I thought about that this morning on the way in, reflecting on my more recent summers. This summer is all about work and the garden. Last summer I was free from my MBA program, trying to figure out which way was up, and about to start work. Two summers ago I was waxing philosophical about a lot of things and slowly learning to open my mind to my own feelings and emotions.

I think my task this summer is to recapture that earlier innocent state in which I could happily enjoy the heat and disappear into another world, while still engaging with my friends and family. One good thing that’s happened over the last 20 years is that I’ve started learning to be happier outside the confines of my own head. I like that trend. The trick will be in continuing it.

(Incidentally, this is one of the reasons I have so many librarians blogrolled. I don’t need any convincing that I should fall to my knees and worship a librarian. Librarians got me through a lot of long hot summers!)

8-Bit Joystick: Why You Should Buy Used CDs

Jake at 8-Bit Joystick writes about used CDs, and the fact that you can buy them—quite legally—without the RIAA ever seeing a red cent. Right on.
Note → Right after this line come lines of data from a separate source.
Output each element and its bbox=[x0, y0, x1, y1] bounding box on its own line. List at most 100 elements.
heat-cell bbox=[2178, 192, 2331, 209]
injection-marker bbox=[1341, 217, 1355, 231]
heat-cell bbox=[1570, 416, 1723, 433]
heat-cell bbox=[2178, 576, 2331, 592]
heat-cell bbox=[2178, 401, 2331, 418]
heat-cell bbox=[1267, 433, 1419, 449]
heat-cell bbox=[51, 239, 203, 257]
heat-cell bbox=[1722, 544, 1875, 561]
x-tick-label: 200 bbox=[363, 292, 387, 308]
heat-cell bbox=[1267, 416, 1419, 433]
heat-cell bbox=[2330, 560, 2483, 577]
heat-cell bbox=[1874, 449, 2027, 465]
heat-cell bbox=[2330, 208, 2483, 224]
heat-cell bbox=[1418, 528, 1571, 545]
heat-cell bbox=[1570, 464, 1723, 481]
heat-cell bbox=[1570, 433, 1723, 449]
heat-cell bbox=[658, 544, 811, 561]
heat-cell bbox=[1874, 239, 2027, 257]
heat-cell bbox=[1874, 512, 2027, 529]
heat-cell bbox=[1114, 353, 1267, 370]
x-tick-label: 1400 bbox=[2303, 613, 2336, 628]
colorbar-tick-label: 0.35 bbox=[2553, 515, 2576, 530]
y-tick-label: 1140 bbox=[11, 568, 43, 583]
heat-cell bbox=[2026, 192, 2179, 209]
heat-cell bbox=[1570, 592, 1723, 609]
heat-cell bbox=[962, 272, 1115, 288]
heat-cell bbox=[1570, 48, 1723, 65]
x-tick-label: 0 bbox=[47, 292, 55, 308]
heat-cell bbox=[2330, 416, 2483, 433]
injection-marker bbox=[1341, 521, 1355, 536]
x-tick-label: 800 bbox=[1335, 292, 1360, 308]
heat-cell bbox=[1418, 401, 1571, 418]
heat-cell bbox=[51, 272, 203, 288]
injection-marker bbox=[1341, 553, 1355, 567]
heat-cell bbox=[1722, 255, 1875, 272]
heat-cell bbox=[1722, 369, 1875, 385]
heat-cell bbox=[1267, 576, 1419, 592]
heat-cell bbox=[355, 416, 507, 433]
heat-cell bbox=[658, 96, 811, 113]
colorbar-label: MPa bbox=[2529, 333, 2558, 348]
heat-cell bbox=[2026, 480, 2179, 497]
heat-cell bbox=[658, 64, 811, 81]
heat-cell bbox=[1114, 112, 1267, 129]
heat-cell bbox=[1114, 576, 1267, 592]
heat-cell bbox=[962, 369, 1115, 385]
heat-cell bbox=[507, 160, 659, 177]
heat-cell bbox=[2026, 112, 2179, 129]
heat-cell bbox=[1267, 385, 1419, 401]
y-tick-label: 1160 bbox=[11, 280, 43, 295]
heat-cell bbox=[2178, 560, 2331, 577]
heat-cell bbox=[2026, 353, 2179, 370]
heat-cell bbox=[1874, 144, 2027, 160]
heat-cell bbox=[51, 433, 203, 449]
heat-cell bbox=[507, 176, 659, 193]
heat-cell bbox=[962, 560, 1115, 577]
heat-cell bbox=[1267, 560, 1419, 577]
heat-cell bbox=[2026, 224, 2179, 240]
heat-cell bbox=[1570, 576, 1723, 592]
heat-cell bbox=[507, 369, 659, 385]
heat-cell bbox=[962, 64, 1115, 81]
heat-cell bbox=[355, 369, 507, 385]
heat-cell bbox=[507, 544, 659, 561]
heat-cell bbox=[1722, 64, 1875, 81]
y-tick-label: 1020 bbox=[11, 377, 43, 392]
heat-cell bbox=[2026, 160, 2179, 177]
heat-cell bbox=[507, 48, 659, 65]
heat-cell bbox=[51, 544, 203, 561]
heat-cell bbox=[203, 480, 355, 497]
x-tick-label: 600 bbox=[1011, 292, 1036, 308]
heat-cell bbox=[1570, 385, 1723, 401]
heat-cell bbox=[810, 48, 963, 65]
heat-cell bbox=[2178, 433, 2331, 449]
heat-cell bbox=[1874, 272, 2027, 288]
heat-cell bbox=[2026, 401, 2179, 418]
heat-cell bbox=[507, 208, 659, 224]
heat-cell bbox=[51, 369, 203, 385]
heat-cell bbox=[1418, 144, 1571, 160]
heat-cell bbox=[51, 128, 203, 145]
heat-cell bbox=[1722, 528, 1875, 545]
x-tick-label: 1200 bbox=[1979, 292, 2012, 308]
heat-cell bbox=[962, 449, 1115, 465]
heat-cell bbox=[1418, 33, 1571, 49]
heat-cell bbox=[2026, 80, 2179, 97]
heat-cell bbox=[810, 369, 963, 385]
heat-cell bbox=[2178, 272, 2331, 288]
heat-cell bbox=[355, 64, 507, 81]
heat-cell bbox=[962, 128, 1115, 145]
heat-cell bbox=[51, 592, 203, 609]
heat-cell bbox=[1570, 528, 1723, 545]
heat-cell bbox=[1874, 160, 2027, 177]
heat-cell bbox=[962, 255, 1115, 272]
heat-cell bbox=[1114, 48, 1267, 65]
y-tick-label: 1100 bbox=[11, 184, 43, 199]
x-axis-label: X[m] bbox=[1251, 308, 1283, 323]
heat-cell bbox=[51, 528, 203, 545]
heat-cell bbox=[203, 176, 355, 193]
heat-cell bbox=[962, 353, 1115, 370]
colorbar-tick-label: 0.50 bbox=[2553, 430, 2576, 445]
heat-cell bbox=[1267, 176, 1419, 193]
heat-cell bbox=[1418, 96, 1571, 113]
I used to buy quite a few CDs used from Plan 9 in Charlottesville, but have had only spotty luck finding a good place to shop since then—with one notable exception, a store in Vienna, VA, whose name I can’t remember but which provided me with a copy of the CD single of Lamb’s “Gorécki.” I still think my favorite used cd story, though, is the time that I sold a stack of sad selections at the end of a semester to Plan 9—for gas money so I could go home to see my parents. Yes, this was well before business school, but even then I could see the irony of my having invested in an asset that depreciated by 66%.

Feeling contemplative

I finished HPATOOTP last night, having started it when Lisa finished it on Saturday. It’s quite a read: no pretending it’s a children’s book any more, not with the themes of responsibility, death, rage and grief that are wound through the narrative.

Perspective on recent “crises” in my life is around me everywhere I look. Dave writes that Dave Jacobs needs a kidney to survive, suffering from the same degenerative kidney disease that killed his brother two years ago. Katherine Hepburn, the class act of class acts, is gone. So is Robert McCloskey of Make Way for Ducklings and Blueberries for Sal. And so is Esta’s friend’s father, killed in a motorcycle accident by an asinine SUV.

For all that, it’s a time of new starts for me. My company’s fiscal year ended yesterday, our group just re-orged, and I have the opportunity to use some of my organizational and strategic skills to help shape our new direction. I like a challenge the first day of a new month; it feels like opportunity.